A thick screen of trees ran along the east side of the road. His Uncle Nate called them cancer trees because they spread like a fast-moving tumor. He stepped to the side of the road and peered between the trunks. No animal that he could see, but there was something—a solid patch of gray through the trees. Couldn’t be more than ten feet from where he stood.

An abandoned shed? No, it had a pitched roof. It looked like a little cabin. Suddenly he remembered something else Uncle Nate told him, that there were some old tourist cabins around here from the twenties, back when this road was the highway through town.

As he recalled, it had an Indian name. Cochise? No. Geronimo. The Geronimo Tourist Camp.

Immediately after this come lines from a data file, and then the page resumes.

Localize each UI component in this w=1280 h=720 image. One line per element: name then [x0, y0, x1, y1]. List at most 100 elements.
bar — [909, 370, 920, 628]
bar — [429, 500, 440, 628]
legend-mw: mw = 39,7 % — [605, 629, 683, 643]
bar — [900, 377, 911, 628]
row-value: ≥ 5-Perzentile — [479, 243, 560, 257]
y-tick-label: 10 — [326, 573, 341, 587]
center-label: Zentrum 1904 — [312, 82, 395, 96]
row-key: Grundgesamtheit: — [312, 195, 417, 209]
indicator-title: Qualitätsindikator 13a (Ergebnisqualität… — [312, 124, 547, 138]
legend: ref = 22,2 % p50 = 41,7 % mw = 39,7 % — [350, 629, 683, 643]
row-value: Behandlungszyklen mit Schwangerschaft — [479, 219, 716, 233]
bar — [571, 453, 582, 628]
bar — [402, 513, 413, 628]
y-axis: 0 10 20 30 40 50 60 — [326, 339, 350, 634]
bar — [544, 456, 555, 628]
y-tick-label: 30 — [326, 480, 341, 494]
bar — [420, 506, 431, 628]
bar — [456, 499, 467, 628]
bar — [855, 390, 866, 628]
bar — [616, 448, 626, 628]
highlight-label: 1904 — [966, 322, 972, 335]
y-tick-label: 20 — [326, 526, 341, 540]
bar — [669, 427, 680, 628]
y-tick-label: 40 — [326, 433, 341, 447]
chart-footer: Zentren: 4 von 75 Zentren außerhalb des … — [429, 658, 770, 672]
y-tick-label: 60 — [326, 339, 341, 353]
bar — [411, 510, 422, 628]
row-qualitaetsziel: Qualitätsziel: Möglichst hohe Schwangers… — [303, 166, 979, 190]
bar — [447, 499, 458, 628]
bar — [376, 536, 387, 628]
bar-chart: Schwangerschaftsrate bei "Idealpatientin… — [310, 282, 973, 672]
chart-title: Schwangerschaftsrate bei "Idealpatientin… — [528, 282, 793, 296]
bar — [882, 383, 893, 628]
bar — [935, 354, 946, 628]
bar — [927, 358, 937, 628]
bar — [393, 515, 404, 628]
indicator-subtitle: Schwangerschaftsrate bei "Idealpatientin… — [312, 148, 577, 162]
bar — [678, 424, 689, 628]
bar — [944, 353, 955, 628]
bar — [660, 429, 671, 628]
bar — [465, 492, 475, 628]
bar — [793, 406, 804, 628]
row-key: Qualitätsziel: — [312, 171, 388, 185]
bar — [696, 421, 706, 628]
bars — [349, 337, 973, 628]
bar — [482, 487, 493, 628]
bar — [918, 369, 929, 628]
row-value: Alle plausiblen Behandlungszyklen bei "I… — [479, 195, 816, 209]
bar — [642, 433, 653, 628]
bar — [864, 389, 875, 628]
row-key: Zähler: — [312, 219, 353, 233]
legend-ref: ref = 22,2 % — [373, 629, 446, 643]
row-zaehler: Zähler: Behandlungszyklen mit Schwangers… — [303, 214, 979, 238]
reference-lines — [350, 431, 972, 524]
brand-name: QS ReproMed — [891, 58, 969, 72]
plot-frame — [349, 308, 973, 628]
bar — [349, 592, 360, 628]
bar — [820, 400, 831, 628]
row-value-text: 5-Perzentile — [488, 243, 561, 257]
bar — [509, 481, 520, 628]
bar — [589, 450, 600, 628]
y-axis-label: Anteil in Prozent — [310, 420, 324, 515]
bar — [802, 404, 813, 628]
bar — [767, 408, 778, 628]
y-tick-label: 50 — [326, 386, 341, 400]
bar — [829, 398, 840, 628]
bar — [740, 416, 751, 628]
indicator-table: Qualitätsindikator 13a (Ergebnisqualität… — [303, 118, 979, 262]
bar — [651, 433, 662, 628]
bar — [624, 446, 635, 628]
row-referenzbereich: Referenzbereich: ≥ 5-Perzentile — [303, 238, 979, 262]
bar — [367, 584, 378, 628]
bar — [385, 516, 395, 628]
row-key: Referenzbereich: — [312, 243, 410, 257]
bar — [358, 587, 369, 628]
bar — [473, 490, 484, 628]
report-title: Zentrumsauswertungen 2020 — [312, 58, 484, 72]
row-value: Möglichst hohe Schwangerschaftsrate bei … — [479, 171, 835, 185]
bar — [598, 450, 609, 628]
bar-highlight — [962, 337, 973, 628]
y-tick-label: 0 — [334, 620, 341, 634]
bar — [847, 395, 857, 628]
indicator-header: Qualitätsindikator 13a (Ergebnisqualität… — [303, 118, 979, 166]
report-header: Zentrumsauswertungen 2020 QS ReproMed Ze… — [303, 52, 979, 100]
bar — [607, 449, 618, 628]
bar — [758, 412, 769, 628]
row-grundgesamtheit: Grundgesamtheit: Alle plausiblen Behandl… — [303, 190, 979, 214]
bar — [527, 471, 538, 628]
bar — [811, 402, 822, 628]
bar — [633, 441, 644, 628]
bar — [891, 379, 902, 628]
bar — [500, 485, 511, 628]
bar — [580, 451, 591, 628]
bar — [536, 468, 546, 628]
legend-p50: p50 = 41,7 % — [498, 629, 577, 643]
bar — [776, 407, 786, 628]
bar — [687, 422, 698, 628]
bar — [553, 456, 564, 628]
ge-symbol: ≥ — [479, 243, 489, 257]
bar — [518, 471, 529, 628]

Randall Noone squinted at the shack, holding the tree limbs away from his face. The trees made him feel claustrophobic. They gave off a cloying odor, like peanut butter, that mixed with the death smell and made his stomach queasy. Breathing through his mouth, he made his way through the underbrush, the limbs springing back like boomerangs when he let go of them, until he was standing outside the shack.

The doors and windows to the cabin were gone, leaving it open to the elements—just a shell with a rusted stove pipe lying in the corner across floorboards pretty much rotted through. Place couldn’t be much bigger than a roomy bathroom.

He noticed another ghostly square to his left, maybe fifteen feet away, and went to investigate.

This cabin looked like a kids’ hangout—there was a candle, an old rug, throw pillows, rolling papers, and a boom box. A faint odor of pot.